Had this been a Black woman’s story, or a Latina woman’s story, the cultural machinery would likely have processed it very differently. There is a particular kind of judgment that attaches itself to Black and brown women in difficult circumstances, a tendency to read their struggles not as the product of a specific situation but as evidence of something broader, something cultural, something they brought on themselves. The complexity collapses. The empathy narrows. What reads as relatable in one body reads as pathological in another.

The show is not entirely unaware of this. Margo’s immediate circle includes an Asian friend, and when she ventures further into the OnlyFans world in search of community and mentorship, she finds it in women who include KC (portrayed by Rico Nasty), a Black woman who brings an undeniable energy and presence to the role. And here is where the show put me in a genuine conundrum.
Because watching Rico Nasty’s character alongside her friend Rose (Lindsey Normington) , there is something that reads as freedom. As empowerment. As choice. And that distinction matters enormously. These women are not products of circumstance in the way Margo is. They are not doing this because they have run out of options. They are doing this because they want to, because it is an extension of who they are, because their sexuality and their creativity belong to them and they have decided to own that fully. There is a liberation in how they carry themselves that is genuinely compelling to watch, and I find myself championing them precisely because of it.

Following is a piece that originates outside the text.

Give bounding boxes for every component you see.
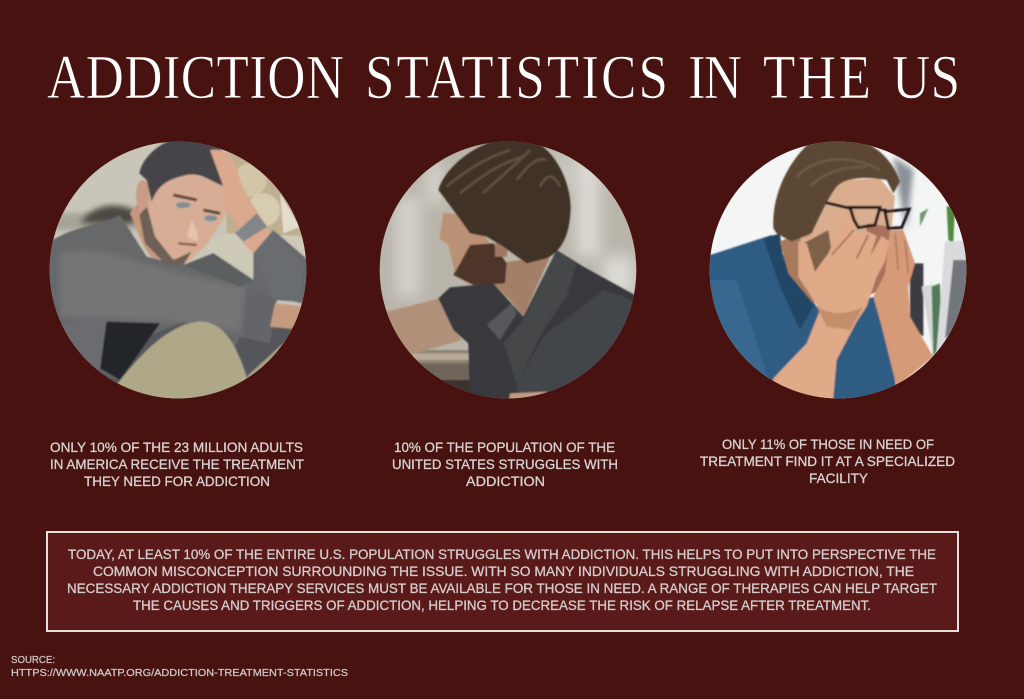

But that contrast also sharpens the central problem. Margo is sympathetic in large part because she is a victim of her circumstances. She signed a contract with her father’s family that derailed her education. She is a storyteller, a writer, a young woman trying to use her gifts even in the middle of chaos. Her foray into OnlyFans is framed as resourcefulness, even artistry, not exploitation. The child’s father is clearly positioned as the villain of her story. The audience is never asked to consider whether Margo shares responsibility for her situation, because the show has already decided she does not.

And I keep coming back to the same question. Would that same protective framing have been extended to a Black woman or a Latina woman in the same situation? Would the child’s father still be the unambiguous villain? Would her choices still read as survival and creativity rather than recklessness and irresponsibility? Would we be rooting for her, or would we be quietly holding her accountable in the way we so rarely hold Margo?

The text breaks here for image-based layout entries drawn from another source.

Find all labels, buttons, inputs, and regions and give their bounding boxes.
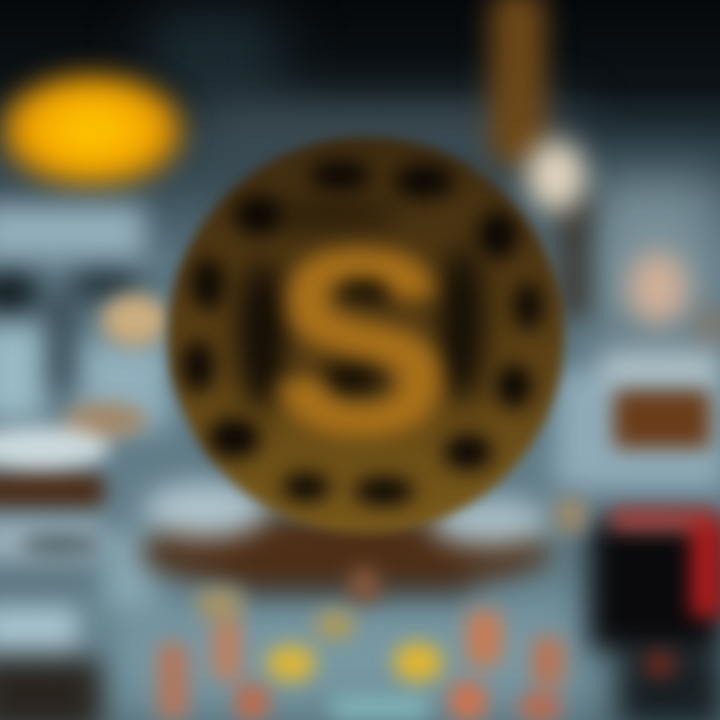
coin rim notches bbox=[182, 160, 542, 505]
pearl highlight bbox=[526, 140, 586, 212]
small gold tokens and figures bbox=[158, 498, 586, 720]
left pale blocks bbox=[0, 205, 170, 720]
coin disc bbox=[168, 137, 564, 533]
brass post bbox=[490, 0, 590, 320]
coin inner shadow bbox=[238, 201, 484, 409]
glowing orange light bbox=[2, 74, 182, 186]
right tower bbox=[555, 252, 720, 720]
dollar S glyph: S bbox=[274, 195, 448, 488]
right brown window and red cloth bbox=[610, 390, 720, 678]
central coin platform bbox=[140, 482, 550, 596]
left stacked plates bbox=[0, 294, 169, 559]
gold dollar coin bbox=[168, 137, 564, 533]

We have been conditioned, through decades of media, to extend complexity to certain lives and flatten others. To see one woman’s difficult circumstances as something that happened to her and another’s as something she caused. To champion one woman’s use of her sexuality as empowerment and read another’s through an entirely different moral lens. The women in this show who choose this life freely, who own it, who are not apologizing for it, they are compelling precisely because the choice is theirs. Margo is compelling because the choice feels like the only one she had. Both things can be true. Both can be worthy of our empathy.

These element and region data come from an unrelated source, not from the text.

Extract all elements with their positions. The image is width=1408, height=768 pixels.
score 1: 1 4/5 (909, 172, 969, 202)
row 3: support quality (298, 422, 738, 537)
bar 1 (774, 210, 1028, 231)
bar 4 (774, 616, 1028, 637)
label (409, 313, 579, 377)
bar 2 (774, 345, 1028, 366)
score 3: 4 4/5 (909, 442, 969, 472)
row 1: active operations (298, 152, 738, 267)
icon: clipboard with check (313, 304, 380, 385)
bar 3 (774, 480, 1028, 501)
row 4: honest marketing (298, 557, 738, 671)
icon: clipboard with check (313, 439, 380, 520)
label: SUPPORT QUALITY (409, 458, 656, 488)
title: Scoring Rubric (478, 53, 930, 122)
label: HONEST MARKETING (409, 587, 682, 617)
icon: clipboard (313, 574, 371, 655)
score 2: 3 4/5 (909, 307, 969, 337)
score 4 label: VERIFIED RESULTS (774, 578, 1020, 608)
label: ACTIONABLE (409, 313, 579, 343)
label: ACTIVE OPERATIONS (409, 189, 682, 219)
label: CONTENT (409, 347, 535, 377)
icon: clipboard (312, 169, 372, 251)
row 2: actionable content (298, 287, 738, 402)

But only one of them, it seems, is guaranteed it.
That is not Margo’s fault. It is not Elle Fanning’s fault. It is not even, entirely, the show’s fault. It is the water we have all been swimming in for a very long time. But the fact that I can sit with this show, laugh with it, feel genuinely moved by it, and still feel the sting of knowing it could not have been made the same way about a woman who looked like me, that is not a contradiction. That is just what it is to watch television as a Black woman in America.
You can love something and still see it clearly. In fact, sometimes loving it is exactly what makes you see it.